アネットが王室付の侍女となったのは今から15年前の事。
3年の間ソフィアの側で仕事に励んでいたのだが・・・
「その頃、今は亡きシャーデル王が引退を決めたのです。次に誰が即位するかで城内が大変緊張していました。私の父が第二王子シャンブル様を擁立する側に立ち、結局第一王子フェルーン様が王位を譲り受け即位しました。それで私は侍女を辞める事となったのです。
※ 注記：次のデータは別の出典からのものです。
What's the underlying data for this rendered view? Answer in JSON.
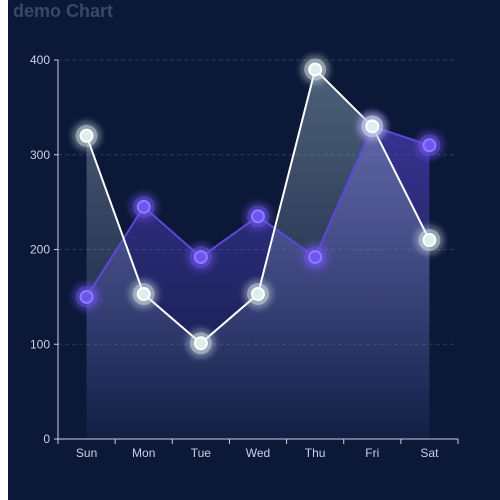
{
  "chart_data": {
    "type": "line",
    "title": "demo Chart",
    "categories": [
      "Sun",
      "Mon",
      "Tue",
      "Wed",
      "Thu",
      "Fri",
      "Sat"
    ],
    "ylim": [
      0,
      400
    ],
    "yticks": [
      "0",
      "100",
      "200",
      "300",
      "400"
    ],
    "grid": "horizontal dashed",
    "series": [
      {
        "values": [
          150,
          245,
          192,
          235,
          192,
          330,
          310
        ],
        "color": "#6f55f0",
        "line_color": "#5a48d8",
        "area": true
      },
      {
        "values": [
          320,
          153,
          101,
          153,
          390,
          330,
          210
        ],
        "color": "#ddeeee",
        "line_color": "#ffffff",
        "area": true
      }
    ]
  },
  "colors": {
    "background": "#0b1838",
    "grid": "#2e3a5c",
    "axis": "#c9d1e4",
    "title": "#3a4766"
  }
}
」
多分、いろいろあったのだろう。
キリークは絶対君主制度になってからまだ100年しか経っていない。
しかも、最初に立った王は武勲の誉れより自然科学重視の学者肌であったため絶対というところが弱く、4代目のヴァレリオ王の下では立憲君主制と言ってもいいほど王家の力は緩やかなものとなっている。
しかしこのアルシュという国は500年間、紆余曲折はあろうとも王族が頂点に立ち続けているのだ。
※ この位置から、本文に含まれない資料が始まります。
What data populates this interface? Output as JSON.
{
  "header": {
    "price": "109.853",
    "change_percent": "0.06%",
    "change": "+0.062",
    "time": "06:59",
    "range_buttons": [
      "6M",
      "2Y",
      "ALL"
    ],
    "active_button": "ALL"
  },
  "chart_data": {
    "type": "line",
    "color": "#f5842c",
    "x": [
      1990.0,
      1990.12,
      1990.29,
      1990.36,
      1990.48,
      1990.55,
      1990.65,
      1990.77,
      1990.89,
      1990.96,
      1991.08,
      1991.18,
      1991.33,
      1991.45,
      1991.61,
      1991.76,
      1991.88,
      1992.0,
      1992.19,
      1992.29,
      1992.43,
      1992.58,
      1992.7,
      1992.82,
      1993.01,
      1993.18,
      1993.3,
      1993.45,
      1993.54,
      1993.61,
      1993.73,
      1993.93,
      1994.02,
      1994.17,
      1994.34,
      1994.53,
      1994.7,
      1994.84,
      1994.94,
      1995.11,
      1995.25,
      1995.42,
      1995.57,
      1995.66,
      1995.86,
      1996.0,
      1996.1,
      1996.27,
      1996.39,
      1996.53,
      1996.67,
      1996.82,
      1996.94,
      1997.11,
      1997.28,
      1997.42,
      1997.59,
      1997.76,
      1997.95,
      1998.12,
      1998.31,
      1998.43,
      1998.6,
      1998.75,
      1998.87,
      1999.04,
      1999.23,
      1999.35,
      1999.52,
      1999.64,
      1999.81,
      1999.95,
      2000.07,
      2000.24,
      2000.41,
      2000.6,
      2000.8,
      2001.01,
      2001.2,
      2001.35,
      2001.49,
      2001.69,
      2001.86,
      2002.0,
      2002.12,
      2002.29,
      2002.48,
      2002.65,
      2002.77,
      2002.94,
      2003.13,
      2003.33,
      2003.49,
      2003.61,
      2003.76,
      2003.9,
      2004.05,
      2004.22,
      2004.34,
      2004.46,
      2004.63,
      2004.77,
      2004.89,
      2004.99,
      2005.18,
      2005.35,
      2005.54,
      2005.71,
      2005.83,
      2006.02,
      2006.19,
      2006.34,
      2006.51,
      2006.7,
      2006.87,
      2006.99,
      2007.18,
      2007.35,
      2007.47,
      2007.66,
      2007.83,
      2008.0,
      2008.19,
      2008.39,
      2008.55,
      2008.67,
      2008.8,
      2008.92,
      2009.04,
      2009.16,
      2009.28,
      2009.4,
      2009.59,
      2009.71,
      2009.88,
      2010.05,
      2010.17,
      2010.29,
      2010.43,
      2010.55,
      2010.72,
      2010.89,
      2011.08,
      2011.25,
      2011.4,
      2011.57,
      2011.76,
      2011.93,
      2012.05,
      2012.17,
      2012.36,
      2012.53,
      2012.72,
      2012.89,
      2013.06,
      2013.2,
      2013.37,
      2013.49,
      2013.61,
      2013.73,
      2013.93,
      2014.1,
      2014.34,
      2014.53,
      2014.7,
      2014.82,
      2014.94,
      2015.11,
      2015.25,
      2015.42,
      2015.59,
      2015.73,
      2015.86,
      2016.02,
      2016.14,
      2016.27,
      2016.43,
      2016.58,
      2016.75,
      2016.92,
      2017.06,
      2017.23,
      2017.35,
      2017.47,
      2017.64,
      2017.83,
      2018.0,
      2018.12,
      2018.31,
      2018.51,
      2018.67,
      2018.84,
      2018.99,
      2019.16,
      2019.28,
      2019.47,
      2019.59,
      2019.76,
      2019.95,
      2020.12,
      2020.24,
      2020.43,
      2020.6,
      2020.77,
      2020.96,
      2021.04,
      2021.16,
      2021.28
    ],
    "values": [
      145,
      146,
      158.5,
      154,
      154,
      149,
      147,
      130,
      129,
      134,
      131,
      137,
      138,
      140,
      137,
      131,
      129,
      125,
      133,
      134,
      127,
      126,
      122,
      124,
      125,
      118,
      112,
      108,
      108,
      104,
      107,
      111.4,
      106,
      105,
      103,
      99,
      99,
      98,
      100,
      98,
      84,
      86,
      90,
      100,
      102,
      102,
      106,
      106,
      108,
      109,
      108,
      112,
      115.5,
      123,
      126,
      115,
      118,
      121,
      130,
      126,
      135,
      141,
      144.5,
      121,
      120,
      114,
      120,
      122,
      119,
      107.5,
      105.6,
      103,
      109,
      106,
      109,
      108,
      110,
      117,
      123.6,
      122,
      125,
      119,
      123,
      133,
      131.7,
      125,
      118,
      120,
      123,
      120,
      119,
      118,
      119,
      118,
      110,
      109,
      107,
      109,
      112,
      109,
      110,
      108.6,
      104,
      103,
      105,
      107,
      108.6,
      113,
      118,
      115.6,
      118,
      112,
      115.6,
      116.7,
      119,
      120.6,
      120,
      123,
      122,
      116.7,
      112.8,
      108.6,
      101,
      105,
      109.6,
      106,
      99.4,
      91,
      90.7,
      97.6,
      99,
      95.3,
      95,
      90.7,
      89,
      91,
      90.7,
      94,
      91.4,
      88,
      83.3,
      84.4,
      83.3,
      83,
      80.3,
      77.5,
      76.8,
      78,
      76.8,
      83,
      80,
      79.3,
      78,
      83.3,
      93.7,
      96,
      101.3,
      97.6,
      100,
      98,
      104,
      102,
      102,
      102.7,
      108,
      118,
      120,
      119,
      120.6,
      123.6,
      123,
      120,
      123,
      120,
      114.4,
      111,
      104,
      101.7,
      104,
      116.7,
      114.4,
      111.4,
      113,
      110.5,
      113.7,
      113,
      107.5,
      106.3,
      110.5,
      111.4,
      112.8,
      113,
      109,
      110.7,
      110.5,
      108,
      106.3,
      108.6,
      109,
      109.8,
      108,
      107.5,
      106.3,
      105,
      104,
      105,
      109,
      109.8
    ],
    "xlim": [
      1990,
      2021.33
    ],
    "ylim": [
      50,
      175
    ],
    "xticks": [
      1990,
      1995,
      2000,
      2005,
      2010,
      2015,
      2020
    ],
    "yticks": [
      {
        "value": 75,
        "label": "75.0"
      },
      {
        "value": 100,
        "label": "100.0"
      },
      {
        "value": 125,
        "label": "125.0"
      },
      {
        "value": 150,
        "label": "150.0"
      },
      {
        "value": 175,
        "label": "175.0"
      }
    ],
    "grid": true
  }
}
その王家の権力がどれほどのものか・・・ソフィアが生まれた時にすでに王宮の一角にソフィア専用の宮殿が用意されていたというだけでも想像がつく。
しかもアネットが話すその館の大きさ・意匠・庭や池の話にハリーとバスコーは眩暈さえ感じた。
あまりにも育ちが違いすぎる。
「よく、うちの王様と結婚してくれましたねぇ・・・」
感慨深げにハリーが口にすると、
「ヴァレリオ王は素晴らしい方です。」
ピシリと、ソフィアはハリーをたしなめた。
その威厳にハリーは思わず瞬時に席を立つと膝を折り頭を下げて非礼を謝してしまったほどである。
ソフィアは謝罪を受け入れて再び座るように命じたが、そばで見ていたバスコーは
『何故こいつ、貴族式の叩頭が出来るんだ?』と、思うほどの完璧な所作だった。
それはアネットも感じたようで、2人に対する態度が平民のそれから少し格上げされた。
そもそもアルシュ王国は絶対君主制度のもと、身分格差が王貴武農工商と分かれておりそれは徹底されたものだった。
住む場所は王は王宮・貴族が内城・武が外城(石垣内)に、そして平民である農工商が石垣外に住んでいる。
服装も食べ物も建てる家の材質も全てに規則があり、言葉のアクセントも貴族と平民ではまったく違っているのだ。
貴族が平民の生活や礼儀を知らないように、平民が貴族式の礼節を知らないのは常識である。
その日、遅い夕食を取りながら5人の話は続いた。